Tive de atravessar monti e mari para descobrir o verdadeiro nome do meu irmão meio toscano meio lombardo. Foi só no meu terceiro ou quarto dia na Toscana (chamávamos um ao outro de “mano”) que descobri que na Itália o nome Paolo não se pronuncia Paôlo, como dizemos comumente aqui, mas semplicemente Páolo, que em tudo soa como o nosso Paulo (da mesma forma, “Paola” pronuncia-se italianamente Páola, não Paôla).
Essa descoberta de um nome secreto que é um reflexo ignorado de meu próprio (il nome mio nessun saprà, já profetizava Nessun Dorma) é emblema suficiente da minha sacrossanta peregrinação ao Velho Mundo na figura da Itália.

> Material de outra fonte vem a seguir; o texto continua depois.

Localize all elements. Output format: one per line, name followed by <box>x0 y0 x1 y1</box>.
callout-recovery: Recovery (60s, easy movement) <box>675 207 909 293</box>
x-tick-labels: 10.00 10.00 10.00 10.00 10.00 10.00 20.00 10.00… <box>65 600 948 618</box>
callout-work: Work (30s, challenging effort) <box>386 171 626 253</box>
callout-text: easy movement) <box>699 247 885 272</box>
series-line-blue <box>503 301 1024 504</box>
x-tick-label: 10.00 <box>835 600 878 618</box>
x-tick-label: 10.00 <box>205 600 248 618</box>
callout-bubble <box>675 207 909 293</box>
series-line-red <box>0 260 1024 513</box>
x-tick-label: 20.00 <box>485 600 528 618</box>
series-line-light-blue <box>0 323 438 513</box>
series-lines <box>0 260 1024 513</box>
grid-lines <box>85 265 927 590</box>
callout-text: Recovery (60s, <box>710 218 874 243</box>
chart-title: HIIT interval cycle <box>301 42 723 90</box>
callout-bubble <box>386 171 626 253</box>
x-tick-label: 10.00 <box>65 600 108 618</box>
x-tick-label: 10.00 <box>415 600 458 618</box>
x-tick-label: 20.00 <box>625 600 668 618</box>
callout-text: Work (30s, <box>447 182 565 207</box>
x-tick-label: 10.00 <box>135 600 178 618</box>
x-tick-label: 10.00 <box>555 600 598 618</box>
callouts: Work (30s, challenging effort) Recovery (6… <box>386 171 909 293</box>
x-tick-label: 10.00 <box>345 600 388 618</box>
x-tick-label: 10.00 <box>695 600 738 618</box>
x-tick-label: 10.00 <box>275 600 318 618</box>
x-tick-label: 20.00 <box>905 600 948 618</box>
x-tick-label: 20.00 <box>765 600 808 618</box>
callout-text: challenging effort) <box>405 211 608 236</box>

Sobre a viagem em si nada tenho a dizer que possa ser expresso em palavras. Terá de bastar dizer que estive em lugares em que “milenar” não é uma metáfora; que beijei com os lábios e pés descalços as ruas de Dante, as logge de Florença e as pontes da Toscana; que meus olhos pousaram nus sobre o vivo pé esquerdo de David, sobre os vertiginosos prigioni de Michelangelo e sobre as expressões surrealmente contemporâneas de Masaccio; que maravilhei com a Pisa pré-cristã, pisei descalço o monumento aos pracinhas brasileiros em Pistóia e chorei na igreja onde foi sepultada Beatriz.

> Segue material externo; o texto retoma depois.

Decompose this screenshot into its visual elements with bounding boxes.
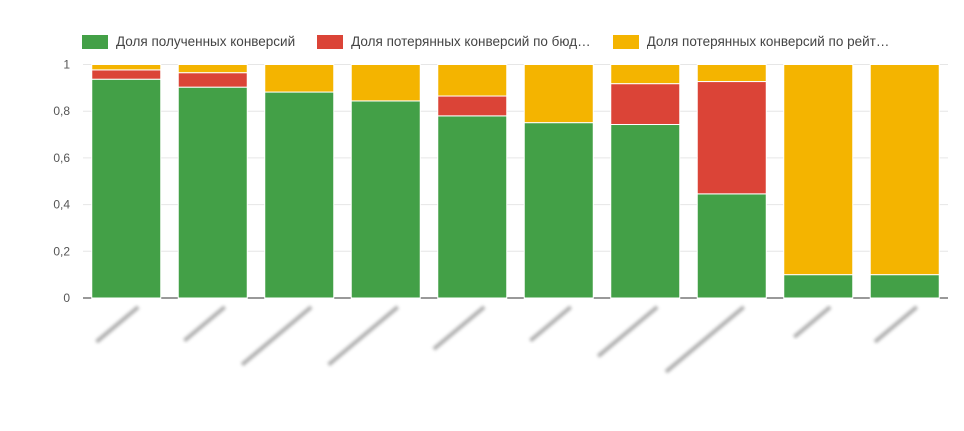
bar-segment-received <box>610 124 681 299</box>
bar-segment-lost-budget <box>610 83 681 126</box>
bar-segment-lost-rank <box>783 64 854 276</box>
bar-segment-received <box>869 274 940 299</box>
bar-segment-lost-rank <box>437 64 508 97</box>
bar-segment-received <box>783 274 854 299</box>
bar-segment-lost-budget <box>437 95 508 117</box>
legend-swatch-red <box>317 34 344 49</box>
y-tick-label: 0,2 <box>53 244 70 258</box>
legend-label: Доля потерянных конверсий по рейт… <box>646 34 890 49</box>
legend-label: Доля полученных конверсий <box>116 34 296 49</box>
legend-item-lost-budget[interactable]: Доля потерянных конверсий по бюд… <box>317 34 591 49</box>
bar-segment-received <box>91 78 162 299</box>
bar-segment-lost-rank <box>696 64 767 83</box>
x-tick-label-blurred <box>664 305 746 374</box>
y-tick-label: 0,8 <box>53 104 70 118</box>
legend-item-lost-rank[interactable]: Доля потерянных конверсий по рейт… <box>612 34 890 49</box>
bar-segment-lost-rank <box>610 64 681 85</box>
x-tick-label-blurred <box>95 305 140 344</box>
bar-segment-lost-rank <box>350 64 421 102</box>
x-tick-label-blurred <box>792 305 832 339</box>
x-tick-label-blurred <box>183 305 227 343</box>
bar-segment-lost-budget <box>696 81 767 195</box>
bar-segment-received <box>350 100 421 299</box>
y-tick-label: 1 <box>63 58 70 72</box>
bar-segment-lost-rank <box>869 64 940 276</box>
bar-segment-lost-budget <box>177 72 248 88</box>
bar-segment-lost-budget <box>91 69 162 80</box>
bar-segment-received <box>696 193 767 299</box>
bar-segment-lost-rank <box>177 64 248 74</box>
bar-segment-received <box>523 122 594 299</box>
x-tick-label-blurred <box>327 305 400 367</box>
bar-segment-lost-rank <box>91 64 162 71</box>
bar-segment-received <box>177 86 248 299</box>
legend-swatch-yellow <box>612 34 639 49</box>
legend-swatch-green <box>82 34 108 49</box>
y-tick-label: 0 <box>63 291 70 305</box>
x-tick-label-blurred <box>240 305 313 367</box>
bar-segment-received <box>264 91 335 299</box>
x-tick-label-blurred <box>432 305 486 351</box>
legend-label: Доля потерянных конверсий по бюд… <box>351 34 591 49</box>
legend-item-received[interactable]: Доля полученных конверсий <box>82 34 295 49</box>
bar-segment-lost-rank <box>264 64 335 93</box>
bar-segment-received <box>437 115 508 299</box>
x-tick-label-blurred <box>529 305 573 343</box>
y-tick-label: 0,4 <box>53 198 70 212</box>
bar-segment-lost-rank <box>523 64 594 124</box>
y-tick-label: 0,6 <box>53 151 70 165</box>
x-tick-label-blurred <box>873 305 919 344</box>
legend: Доля полученных конверсий Доля потерянны… <box>82 34 911 49</box>
x-tick-label-blurred <box>596 305 659 358</box>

Não será inacurado dizer que não retornei dessa viagem à Itália. Fui irremediavelmente transformado pelo peso da história, pela variedade da criação, pela generosidade das pessoas. Não sou mais quem era, e portanto nada mais será como era. Il colpo è fatto.
Minha gratidão a Hélio Rotth Cantos, o Caronte às avessas que transportou-me do Inferno à Mansão dos Vivos, e a Paolo, o Virgílio que mostrou-me nela as réstias muito claras do Paraíso. Lasciate ogni speranza, vós que amigos não tendes.